I know exactly how you feel. 3 years ago, I dated this guy from India in college. He turned out to be a real jerk, with a fiance back home, but through him I made a lot of cool friends, and one of his friends back home somehow became my email buddy.
Well, me and this guy got closer and closer and eventually he became my best friend. We sent emails back and forth whenever we needed a shoulder for something going on in our lives, when we were happy, when we were sad, etc. I can't even tell you the THOUSANDS of hours we spent happily chatting away on our webcams together. I'd never met anyone I meshed with so well, in humor, personality, thoughts, etc. However, we both knew it was just going to be friendship because of the distance thing (who the HECK knew when we'd actually get to meet one day?) and stayed just best friends for the first two years.
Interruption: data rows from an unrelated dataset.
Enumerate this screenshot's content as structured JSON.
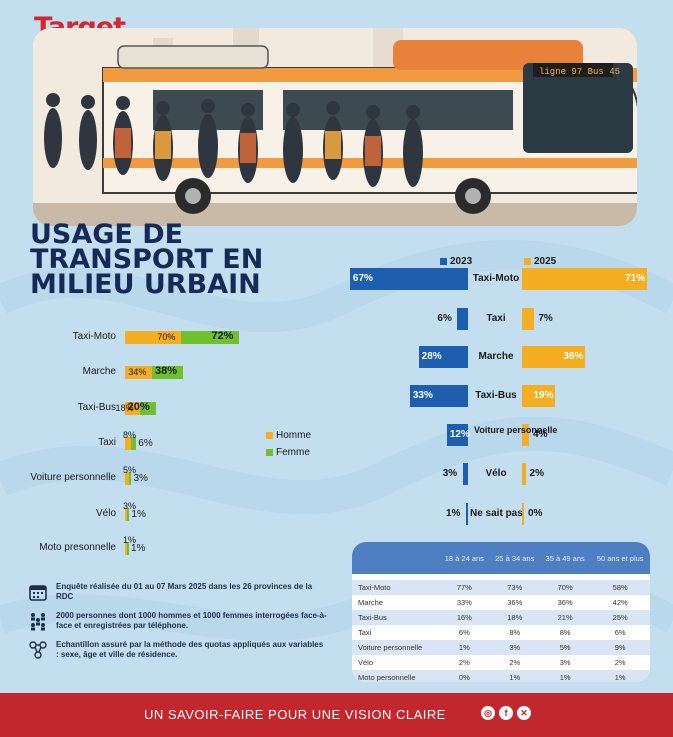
{
  "brand": {
    "logo": "Target",
    "footer_slogan": "UN SAVOIR-FAIRE POUR UNE VISION CLAIRE"
  },
  "banner": {
    "sign_text": "ligne 97 Bus 45"
  },
  "title": {
    "line1": "USAGE DE",
    "line2": "TRANSPORT EN",
    "line3": "MILIEU URBAIN"
  },
  "colors": {
    "homme": "#f5ad22",
    "femme": "#6fbf2f",
    "y2023": "#1d5fae",
    "y2025": "#f5ad22",
    "footer": "#c1272d"
  },
  "social_icons": [
    "instagram-icon",
    "facebook-icon",
    "x-icon"
  ],
  "chart_data": [
    {
      "type": "bar",
      "orientation": "horizontal-stacked",
      "categories": [
        "Taxi-Moto",
        "Marche",
        "Taxi-Bus",
        "Taxi",
        "Voiture personnelle",
        "Vélo",
        "Moto presonnelle"
      ],
      "series": [
        {
          "name": "Homme",
          "values": [
            70,
            34,
            18,
            8,
            5,
            3,
            1
          ],
          "labels": [
            "70%",
            "34%",
            "18%",
            "8%",
            "5%",
            "3%",
            "1%"
          ]
        },
        {
          "name": "Femme",
          "values": [
            72,
            38,
            20,
            6,
            3,
            1,
            1
          ],
          "labels": [
            "72%",
            "38%",
            "20%",
            "6%",
            "3%",
            "1%",
            "1%"
          ]
        }
      ],
      "legend": [
        "Homme",
        "Femme"
      ]
    },
    {
      "type": "bar",
      "orientation": "horizontal-diverging",
      "categories": [
        "Taxi-Moto",
        "Taxi",
        "Marche",
        "Taxi-Bus",
        "Voiture personnelle",
        "Vélo",
        "Ne sait pas"
      ],
      "series": [
        {
          "name": "2023",
          "values": [
            67,
            6,
            28,
            33,
            12,
            3,
            1
          ],
          "labels": [
            "67%",
            "6%",
            "28%",
            "33%",
            "12%",
            "3%",
            "1%"
          ]
        },
        {
          "name": "2025",
          "values": [
            71,
            7,
            36,
            19,
            4,
            2,
            0
          ],
          "labels": [
            "71%",
            "7%",
            "36%",
            "19%",
            "4%",
            "2%",
            "0%"
          ]
        }
      ]
    },
    {
      "type": "table",
      "columns": [
        "",
        "18 à 24 ans",
        "25 à 34 ans",
        "35 à 49 ans",
        "50 ans et plus"
      ],
      "rows": [
        [
          "Taxi-Moto",
          "77%",
          "73%",
          "70%",
          "58%"
        ],
        [
          "Marche",
          "33%",
          "36%",
          "36%",
          "42%"
        ],
        [
          "Taxi-Bus",
          "16%",
          "18%",
          "21%",
          "25%"
        ],
        [
          "Taxi",
          "6%",
          "8%",
          "8%",
          "6%"
        ],
        [
          "Voiture personnelle",
          "1%",
          "3%",
          "5%",
          "9%"
        ],
        [
          "Vélo",
          "2%",
          "2%",
          "3%",
          "2%"
        ],
        [
          "Moto personnelle",
          "0%",
          "1%",
          "1%",
          "1%"
        ]
      ]
    }
  ],
  "notes": [
    {
      "icon": "calendar-icon",
      "text": "Enquête réalisée du 01 au 07 Mars 2025 dans les 26 provinces de la RDC"
    },
    {
      "icon": "people-icon",
      "text": "2000 personnes dont 1000 hommes et 1000 femmes interrogées face-à-face et enregistrées par téléphone."
    },
    {
      "icon": "sample-icon",
      "text": "Echantillon assuré par la méthode des quotas appliqués aux variables : sexe, âge et ville de résidence."
    }
  ]
}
About a year and a half ago, after not getting to talk very much because the both of us were in a committed relationship to another for a few months during the same time... it's like something clicked and broke. We became 100% wrapped up in each other... but when I moved and we couldn't talk for a few months... it was torture. When I finally settled in my new place, I found out about international calling cards and it was all down hill from there. We spend about 3 to 4 hours a day on the phone together (since October) and we've finally given up the ghost of wanting and trying to see other people. It's just pointless.
And, finally, I've been saving up.... and I'm going to India for a month in December.
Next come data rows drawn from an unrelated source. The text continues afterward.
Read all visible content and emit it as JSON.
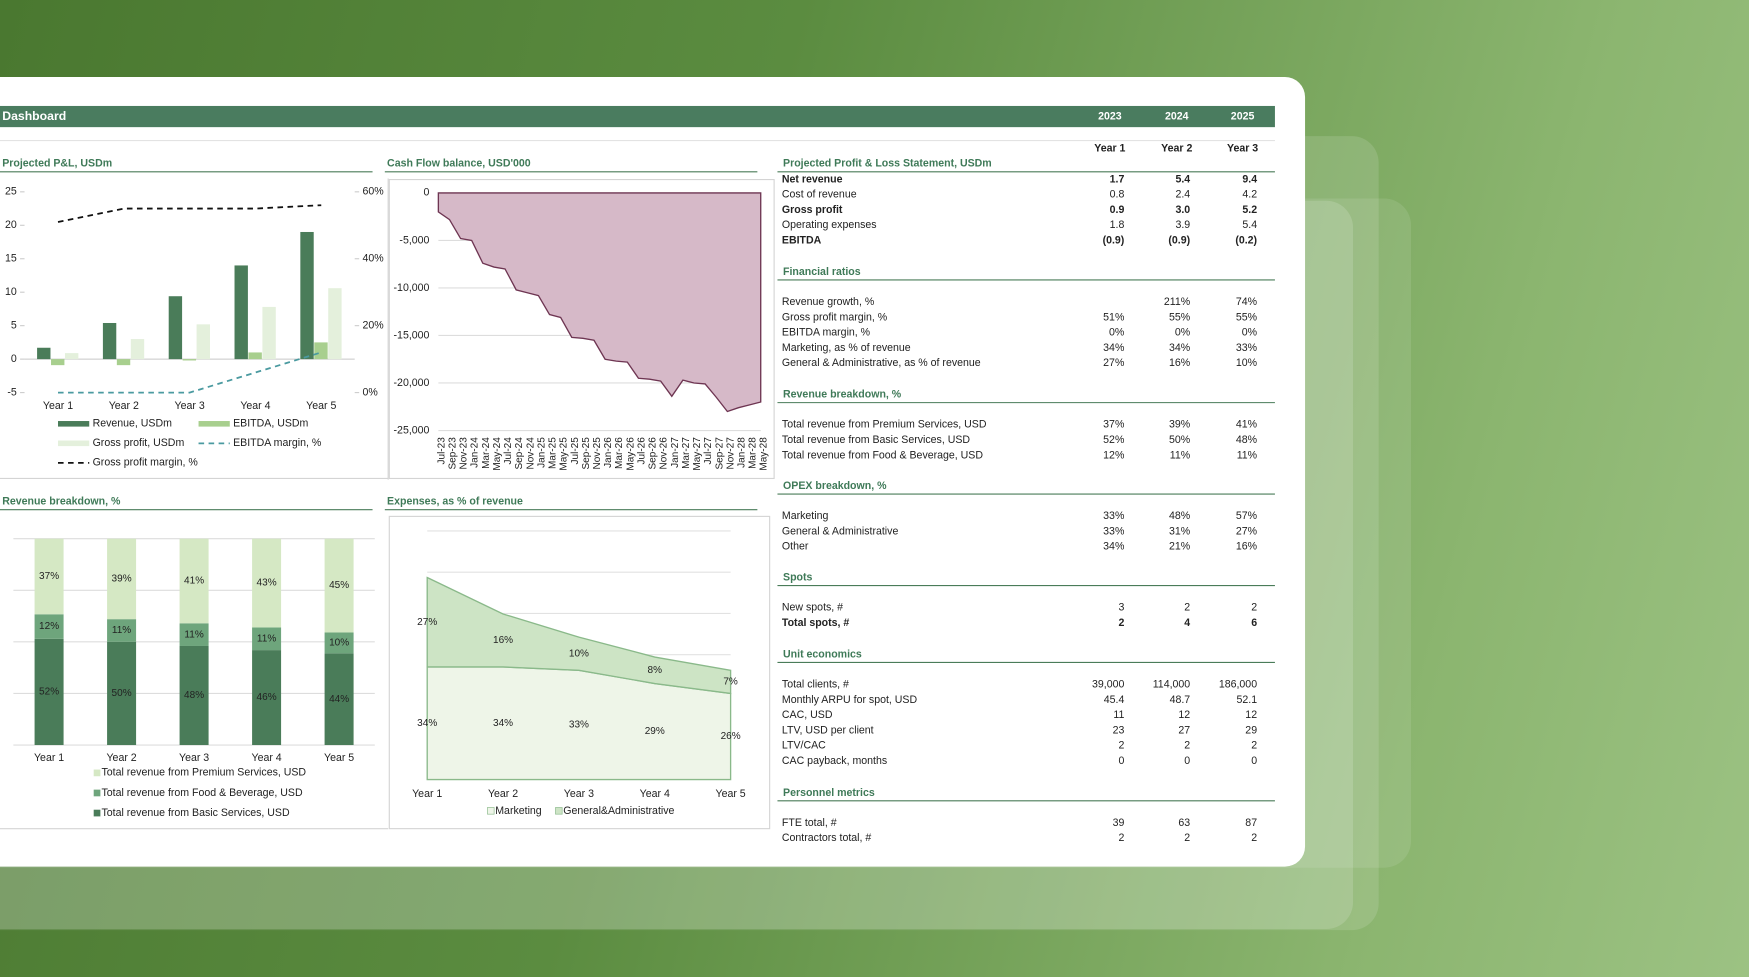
{
  "header": {
    "title": "Dashboard",
    "years": [
      "2023",
      "2024",
      "2025"
    ]
  },
  "chart_data": [
    {
      "type": "bar",
      "title": "Projected P&L, USDm",
      "categories": [
        "Year 1",
        "Year 2",
        "Year 3",
        "Year 4",
        "Year 5"
      ],
      "ylim": [
        -5,
        25
      ],
      "yticks": [
        -5,
        0,
        5,
        10,
        15,
        20,
        25
      ],
      "y2lim": [
        0,
        60
      ],
      "y2ticks": [
        {
          "value": 0,
          "label": "0%"
        },
        {
          "value": 20,
          "label": "20%"
        },
        {
          "value": 40,
          "label": "40%"
        },
        {
          "value": 60,
          "label": "60%"
        }
      ],
      "series": [
        {
          "name": "Revenue, USDm",
          "type": "bar",
          "color": "#4a7c59",
          "values": [
            1.7,
            5.4,
            9.4,
            14,
            19
          ]
        },
        {
          "name": "EBITDA, USDm",
          "type": "bar",
          "color": "#a8cf8e",
          "values": [
            -0.9,
            -0.9,
            -0.2,
            1,
            2.5
          ]
        },
        {
          "name": "Gross profit, USDm",
          "type": "bar",
          "color": "#e4f0dc",
          "values": [
            0.9,
            3.0,
            5.2,
            7.8,
            10.6
          ]
        },
        {
          "name": "EBITDA margin, %",
          "type": "line",
          "dashed": true,
          "axis": "y2",
          "color": "#4a9aa0",
          "values": [
            0,
            0,
            0,
            6,
            12
          ]
        },
        {
          "name": "Gross profit margin, %",
          "type": "line",
          "dashed": true,
          "axis": "y2",
          "color": "#111111",
          "values": [
            51,
            55,
            55,
            55,
            56
          ]
        }
      ]
    },
    {
      "type": "area",
      "title": "Cash Flow balance, USD'000",
      "categories": [
        "Jul-23",
        "Sep-23",
        "Nov-23",
        "Jan-24",
        "Mar-24",
        "May-24",
        "Jul-24",
        "Sep-24",
        "Nov-24",
        "Jan-25",
        "Mar-25",
        "May-25",
        "Jul-25",
        "Sep-25",
        "Nov-25",
        "Jan-26",
        "Mar-26",
        "May-26",
        "Jul-26",
        "Sep-26",
        "Nov-26",
        "Jan-27",
        "Mar-27",
        "May-27",
        "Jul-27",
        "Sep-27",
        "Nov-27",
        "Jan-28",
        "Mar-28",
        "May-28"
      ],
      "values": [
        -2000,
        -2800,
        -4800,
        -5000,
        -7400,
        -7800,
        -8000,
        -10200,
        -10500,
        -10800,
        -12800,
        -13100,
        -15200,
        -15300,
        -15500,
        -17500,
        -17700,
        -17800,
        -19500,
        -19600,
        -19800,
        -21400,
        -19700,
        -20000,
        -20100,
        -21500,
        -23000,
        -22600,
        -22300,
        -22000
      ],
      "color": "#d6b9c8",
      "line_color": "#6e3552",
      "grid": true,
      "ylim": [
        -25000,
        0
      ],
      "yticks": [
        {
          "value": -25000,
          "label": "-25,000"
        },
        {
          "value": -20000,
          "label": "-20,000"
        },
        {
          "value": -15000,
          "label": "-15,000"
        },
        {
          "value": -10000,
          "label": "-10,000"
        },
        {
          "value": -5000,
          "label": "-5,000"
        },
        0
      ]
    },
    {
      "type": "stacked_bar",
      "title": "Revenue breakdown, %",
      "categories": [
        "Year 1",
        "Year 2",
        "Year 3",
        "Year 4",
        "Year 5"
      ],
      "series": [
        {
          "name": "Total revenue from Basic Services, USD",
          "color": "#4a7c59",
          "values": [
            52,
            50,
            48,
            46,
            44
          ],
          "value_labels": [
            "52%",
            "50%",
            "48%",
            "46%",
            "44%"
          ]
        },
        {
          "name": "Total revenue from Food & Beverage, USD",
          "color": "#6ea57c",
          "values": [
            12,
            11,
            11,
            11,
            10
          ],
          "value_labels": [
            "12%",
            "11%",
            "11%",
            "11%",
            "10%"
          ]
        },
        {
          "name": "Total revenue from Premium Services, USD",
          "color": "#d5e8c4",
          "values": [
            37,
            39,
            41,
            43,
            45
          ],
          "value_labels": [
            "37%",
            "39%",
            "41%",
            "43%",
            "45%"
          ]
        }
      ]
    },
    {
      "type": "stacked_area",
      "title": "Expenses, as % of revenue",
      "categories": [
        "Year 1",
        "Year 2",
        "Year 3",
        "Year 4",
        "Year 5"
      ],
      "series": [
        {
          "name": "Marketing",
          "color": "#eef5e8",
          "values": [
            34,
            34,
            33,
            29,
            26
          ],
          "value_labels": [
            "34%",
            "34%",
            "33%",
            "29%",
            "26%"
          ]
        },
        {
          "name": "General&Administrative",
          "color": "#cde4c5",
          "values": [
            27,
            16,
            10,
            8,
            7
          ],
          "value_labels": [
            "27%",
            "16%",
            "10%",
            "8%",
            "7%"
          ]
        }
      ]
    }
  ],
  "table": {
    "columns": [
      "Year 1",
      "Year 2",
      "Year 3"
    ],
    "sections": [
      {
        "title": "Projected Profit & Loss Statement, USDm",
        "rows": [
          {
            "label": "Net revenue",
            "bold": true,
            "values": [
              "1.7",
              "5.4",
              "9.4"
            ]
          },
          {
            "label": "Cost of revenue",
            "values": [
              "0.8",
              "2.4",
              "4.2"
            ]
          },
          {
            "label": "Gross profit",
            "bold": true,
            "values": [
              "0.9",
              "3.0",
              "5.2"
            ]
          },
          {
            "label": "Operating expenses",
            "values": [
              "1.8",
              "3.9",
              "5.4"
            ]
          },
          {
            "label": "EBITDA",
            "bold": true,
            "values": [
              "(0.9)",
              "(0.9)",
              "(0.2)"
            ]
          }
        ]
      },
      {
        "title": "Financial ratios",
        "rows": [
          {
            "label": "Revenue growth, %",
            "values": [
              null,
              "211%",
              "74%"
            ]
          },
          {
            "label": "Gross profit margin, %",
            "values": [
              "51%",
              "55%",
              "55%"
            ]
          },
          {
            "label": "EBITDA margin, %",
            "values": [
              "0%",
              "0%",
              "0%"
            ]
          },
          {
            "label": "Marketing, as % of revenue",
            "values": [
              "34%",
              "34%",
              "33%"
            ]
          },
          {
            "label": "General & Administrative, as % of revenue",
            "values": [
              "27%",
              "16%",
              "10%"
            ]
          }
        ]
      },
      {
        "title": "Revenue breakdown, %",
        "rows": [
          {
            "label": "Total revenue from Premium Services, USD",
            "values": [
              "37%",
              "39%",
              "41%"
            ]
          },
          {
            "label": "Total revenue from Basic Services, USD",
            "values": [
              "52%",
              "50%",
              "48%"
            ]
          },
          {
            "label": "Total revenue from Food & Beverage, USD",
            "values": [
              "12%",
              "11%",
              "11%"
            ]
          }
        ]
      },
      {
        "title": "OPEX breakdown, %",
        "rows": [
          {
            "label": "Marketing",
            "values": [
              "33%",
              "48%",
              "57%"
            ]
          },
          {
            "label": "General & Administrative",
            "values": [
              "33%",
              "31%",
              "27%"
            ]
          },
          {
            "label": "Other",
            "values": [
              "34%",
              "21%",
              "16%"
            ]
          }
        ]
      },
      {
        "title": "Spots",
        "rows": [
          {
            "label": "New spots, #",
            "values": [
              "3",
              "2",
              "2"
            ]
          },
          {
            "label": "Total spots, #",
            "bold": true,
            "values": [
              "2",
              "4",
              "6"
            ]
          }
        ]
      },
      {
        "title": "Unit economics",
        "rows": [
          {
            "label": "Total clients, #",
            "values": [
              "39,000",
              "114,000",
              "186,000"
            ]
          },
          {
            "label": "Monthly ARPU for spot, USD",
            "values": [
              "45.4",
              "48.7",
              "52.1"
            ]
          },
          {
            "label": "CAC, USD",
            "values": [
              "11",
              "12",
              "12"
            ]
          },
          {
            "label": "LTV, USD per client",
            "values": [
              "23",
              "27",
              "29"
            ]
          },
          {
            "label": "LTV/CAC",
            "values": [
              "2",
              "2",
              "2"
            ]
          },
          {
            "label": "CAC payback, months",
            "values": [
              "0",
              "0",
              "0"
            ]
          }
        ]
      },
      {
        "title": "Personnel metrics",
        "rows": [
          {
            "label": "FTE total, #",
            "values": [
              "39",
              "63",
              "87"
            ]
          },
          {
            "label": "Contractors total, #",
            "values": [
              "2",
              "2",
              "2"
            ]
          }
        ]
      }
    ]
  }
}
I'm beyond nervous.... scared even.... especially because of my body... though I can't honestly say he hasn't seen most of it via webcam

(ahem)..... I'm still just very freaked out. I care about him so much. But, as he's put it.... when we met and first started talking on webcam I was at my absolute heaviest (near 260) and he thought I was attractive even then. I've lost 30lbs since then, and I'm still losing. He always teases me and says that I get better every year.... so he considers me a "sound investment." hehe
Still.... the thought of December gives me alternating feelings of euphoria and I'm-about-to-pass-out anxiety feelings.
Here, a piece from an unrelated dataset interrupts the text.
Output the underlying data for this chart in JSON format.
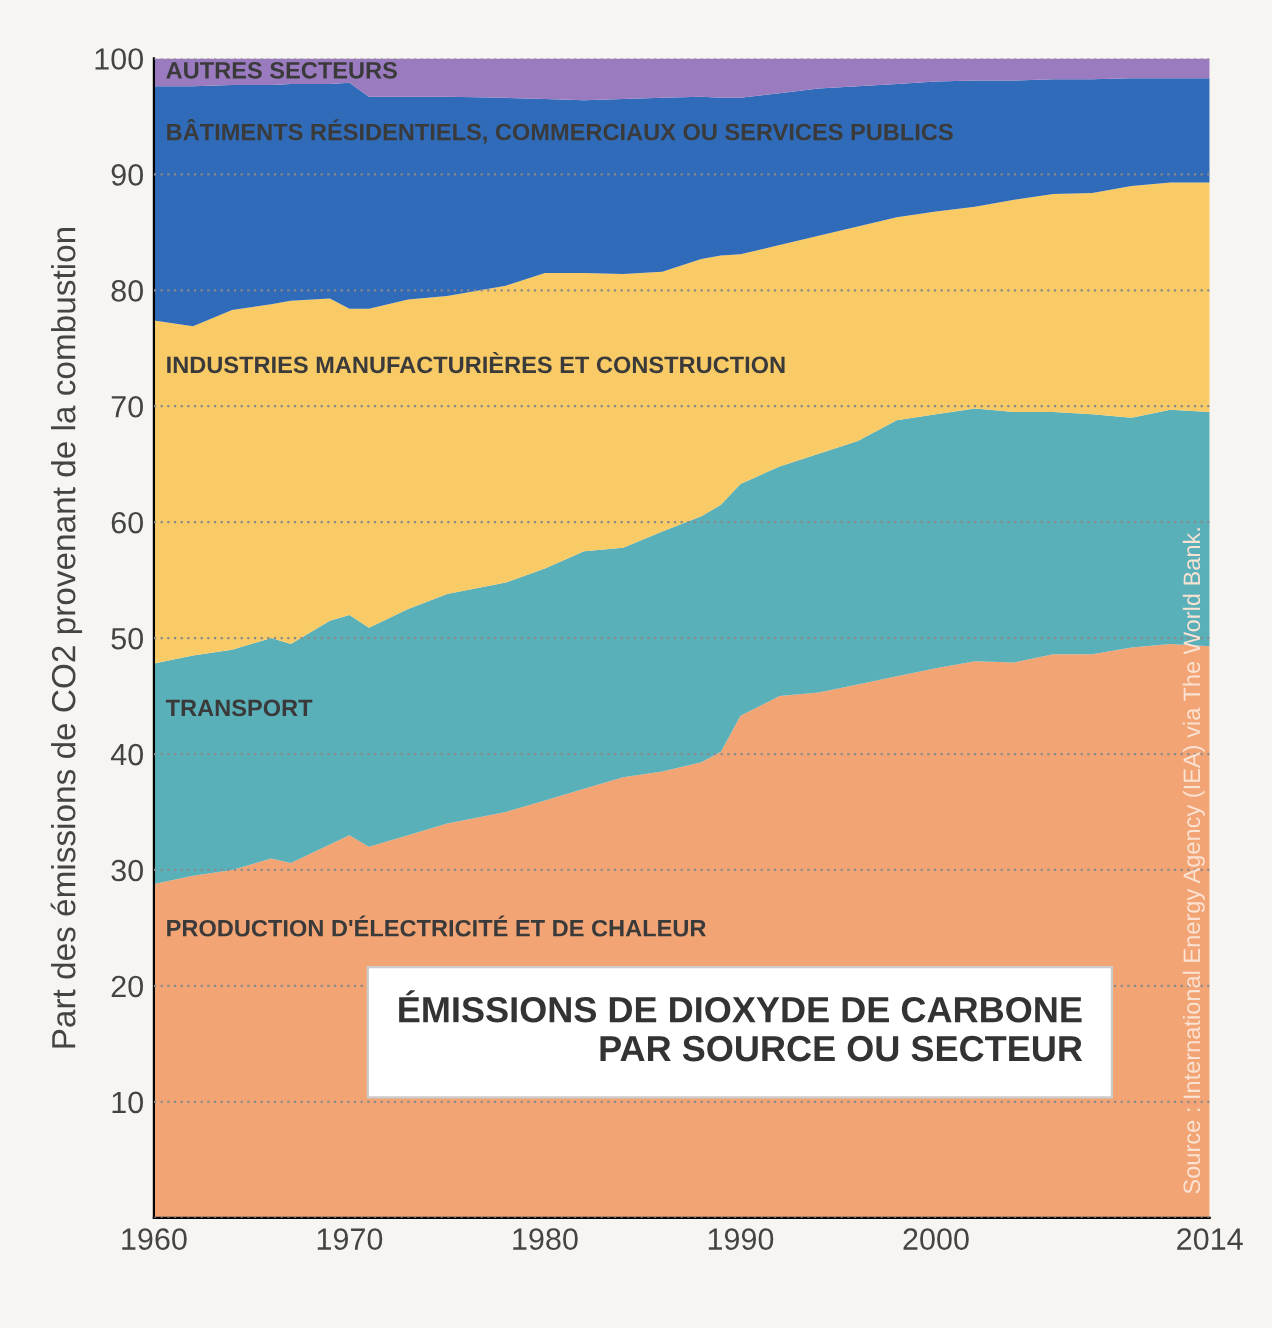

I've been in plenty of relationships... real ones, fake ones, friends with benefits ones, one night stands........ yet this one seems like 100% more real than any of them all rolled up together. I don't understand it.
All I know is that it feels like the other side of my heart is 7,500 miles away... and I'll be damned if I don't go try and figure it out.

Not to mention it'll be a pretty sweet vacation I've been looking forward to for a long time.... and I'll get to see a bunch of my college buddies again!!!